Risk therefore is a state of uncertainty where some of the possibilities involve a loss, catastrophe, or other undesirable outcome.

• Measurement of risk: A set of possibilities each with quantified probabilities and quantified losses. Example: "There is a 40% chance the proposed oil well will be dry with a loss of Ksh.12 billion in exploratory drilling costs". In this sense, Hubbard uses the terms so that one may have uncertainty without risk but not risk without uncertainty. We can be uncertain about the winner of a contest, but unless we have some personal stake in it, we have no risk. If we bet money on the outcome of the contest, then we have a risk. In both cases there is more than one outcome. The measure of uncertainty refers only to the probabilities assigned to outcomes, while the measure of risk requires both probabilities for outcomes and losses quantified for outcomes.

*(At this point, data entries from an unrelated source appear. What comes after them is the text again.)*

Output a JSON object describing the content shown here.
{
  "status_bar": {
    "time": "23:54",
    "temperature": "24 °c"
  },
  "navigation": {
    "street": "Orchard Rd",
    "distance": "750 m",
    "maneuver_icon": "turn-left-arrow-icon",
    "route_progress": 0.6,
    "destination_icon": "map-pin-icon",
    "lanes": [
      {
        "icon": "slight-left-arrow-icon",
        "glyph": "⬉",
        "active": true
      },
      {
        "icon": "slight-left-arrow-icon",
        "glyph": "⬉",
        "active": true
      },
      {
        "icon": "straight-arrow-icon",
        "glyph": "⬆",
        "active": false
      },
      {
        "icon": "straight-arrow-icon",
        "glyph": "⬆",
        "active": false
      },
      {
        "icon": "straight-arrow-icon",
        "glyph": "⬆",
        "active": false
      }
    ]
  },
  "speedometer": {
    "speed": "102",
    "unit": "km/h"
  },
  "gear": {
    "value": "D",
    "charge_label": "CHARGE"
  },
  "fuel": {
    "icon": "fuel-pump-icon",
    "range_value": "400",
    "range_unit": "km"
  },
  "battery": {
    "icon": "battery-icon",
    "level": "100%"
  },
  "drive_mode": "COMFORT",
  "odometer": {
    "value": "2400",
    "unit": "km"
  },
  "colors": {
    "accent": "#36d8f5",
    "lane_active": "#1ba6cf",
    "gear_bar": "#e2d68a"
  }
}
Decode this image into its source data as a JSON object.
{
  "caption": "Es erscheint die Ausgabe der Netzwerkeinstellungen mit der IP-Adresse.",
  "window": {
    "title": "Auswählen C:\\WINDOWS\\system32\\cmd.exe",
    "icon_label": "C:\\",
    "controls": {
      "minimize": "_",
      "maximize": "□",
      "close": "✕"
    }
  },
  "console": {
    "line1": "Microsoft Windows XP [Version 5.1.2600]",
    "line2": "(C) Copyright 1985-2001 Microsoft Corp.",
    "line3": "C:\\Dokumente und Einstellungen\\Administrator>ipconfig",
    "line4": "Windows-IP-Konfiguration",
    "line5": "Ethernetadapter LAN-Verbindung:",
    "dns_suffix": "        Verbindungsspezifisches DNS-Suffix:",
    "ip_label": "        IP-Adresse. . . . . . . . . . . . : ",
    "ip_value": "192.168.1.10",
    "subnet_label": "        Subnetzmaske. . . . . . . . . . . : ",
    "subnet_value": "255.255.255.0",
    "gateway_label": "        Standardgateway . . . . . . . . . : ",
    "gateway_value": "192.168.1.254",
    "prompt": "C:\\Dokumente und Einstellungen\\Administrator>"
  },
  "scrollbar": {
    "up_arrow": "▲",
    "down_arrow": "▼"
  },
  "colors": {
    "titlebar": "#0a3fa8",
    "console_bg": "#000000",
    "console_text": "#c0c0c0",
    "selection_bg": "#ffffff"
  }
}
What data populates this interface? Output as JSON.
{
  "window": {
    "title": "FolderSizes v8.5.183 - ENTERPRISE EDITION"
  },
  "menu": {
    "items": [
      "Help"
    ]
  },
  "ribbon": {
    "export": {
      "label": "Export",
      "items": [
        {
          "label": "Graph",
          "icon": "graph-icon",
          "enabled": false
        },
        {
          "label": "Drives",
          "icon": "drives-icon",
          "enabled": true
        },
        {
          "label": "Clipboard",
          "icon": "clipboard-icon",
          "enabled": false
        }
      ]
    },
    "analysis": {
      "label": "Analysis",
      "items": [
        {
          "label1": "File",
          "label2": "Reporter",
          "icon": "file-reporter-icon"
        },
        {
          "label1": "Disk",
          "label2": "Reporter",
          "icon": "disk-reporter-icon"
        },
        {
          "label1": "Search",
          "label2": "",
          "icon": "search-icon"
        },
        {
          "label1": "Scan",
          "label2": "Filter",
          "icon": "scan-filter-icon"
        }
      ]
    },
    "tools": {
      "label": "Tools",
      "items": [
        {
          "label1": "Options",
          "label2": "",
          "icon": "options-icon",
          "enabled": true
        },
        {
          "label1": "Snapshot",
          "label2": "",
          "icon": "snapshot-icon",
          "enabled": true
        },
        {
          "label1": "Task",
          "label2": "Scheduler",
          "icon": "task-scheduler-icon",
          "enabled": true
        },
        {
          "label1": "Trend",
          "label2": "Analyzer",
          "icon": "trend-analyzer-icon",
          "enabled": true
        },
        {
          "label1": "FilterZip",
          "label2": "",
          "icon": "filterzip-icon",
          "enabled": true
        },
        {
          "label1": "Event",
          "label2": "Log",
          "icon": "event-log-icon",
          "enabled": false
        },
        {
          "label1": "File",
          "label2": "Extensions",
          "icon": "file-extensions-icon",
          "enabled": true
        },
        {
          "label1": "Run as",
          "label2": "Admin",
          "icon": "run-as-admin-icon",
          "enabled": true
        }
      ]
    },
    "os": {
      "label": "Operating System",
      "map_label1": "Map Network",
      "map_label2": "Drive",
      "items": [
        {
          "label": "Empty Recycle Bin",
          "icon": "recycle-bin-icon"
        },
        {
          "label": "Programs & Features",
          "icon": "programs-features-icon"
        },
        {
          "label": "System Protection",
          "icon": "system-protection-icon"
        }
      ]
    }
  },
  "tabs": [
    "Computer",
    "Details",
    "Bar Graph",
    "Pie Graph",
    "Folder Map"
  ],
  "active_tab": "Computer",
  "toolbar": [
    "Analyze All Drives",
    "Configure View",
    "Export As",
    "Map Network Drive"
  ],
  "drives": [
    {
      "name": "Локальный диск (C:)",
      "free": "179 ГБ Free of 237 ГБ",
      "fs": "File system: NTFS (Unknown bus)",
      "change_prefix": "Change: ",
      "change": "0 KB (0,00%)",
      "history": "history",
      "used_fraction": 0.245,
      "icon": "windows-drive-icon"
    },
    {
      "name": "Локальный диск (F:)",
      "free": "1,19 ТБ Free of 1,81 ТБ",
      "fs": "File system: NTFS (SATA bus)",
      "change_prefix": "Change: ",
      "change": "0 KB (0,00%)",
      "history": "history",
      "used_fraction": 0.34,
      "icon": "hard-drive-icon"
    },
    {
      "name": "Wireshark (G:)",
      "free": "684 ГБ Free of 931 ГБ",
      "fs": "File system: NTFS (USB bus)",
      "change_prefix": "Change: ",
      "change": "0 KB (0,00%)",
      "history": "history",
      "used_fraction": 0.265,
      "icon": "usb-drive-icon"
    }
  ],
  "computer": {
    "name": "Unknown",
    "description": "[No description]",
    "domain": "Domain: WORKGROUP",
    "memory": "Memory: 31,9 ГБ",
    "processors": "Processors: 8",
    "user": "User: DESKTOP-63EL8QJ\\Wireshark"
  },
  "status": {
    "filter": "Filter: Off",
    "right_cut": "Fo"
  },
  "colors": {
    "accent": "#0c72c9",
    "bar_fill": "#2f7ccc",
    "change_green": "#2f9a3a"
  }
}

iii. Risk attitude, appetite and tolerance: The terms attitude, appetite and tolerance are often used similarly to describe an organization's or individual's attitude towards risk taking. Risk averse, risk neutral and risk seeking are examples of the terms that may be used to describe a risk attitude. Risk tolerance looks at acceptable/unacceptable deviations from what is expected. Risk appetite looks at how much risk one is willing to accept. There can still be deviations that are within a risk appetite. For example, recent research finds that insured individuals are significantly likely to divest from risky asset holdings in response to a decline in health, controlling for variables such as income, age, and out-of-pocket medical expenses.
iv. Risk as a vector quantity: This relates risk to perception. Hubbard proposes that risk is a kind of "vector quantity" that does not collapse the probability and magnitude of a risk by presuming anything about the risk tolerance of the decision maker. Risks are simply described as a set or function of possible loss amounts, each associated with specific probabilities. How this array is collapsed into a single value cannot be done until the risk tolerance of the decision maker is quantified. Risk can be both negative and positive, but it tends to be the negative side that people focus on. This is because some things can be dangerous, such as putting their own or someone else’s life at risk. Risks concern people as they think that they will have a negative effect on their future.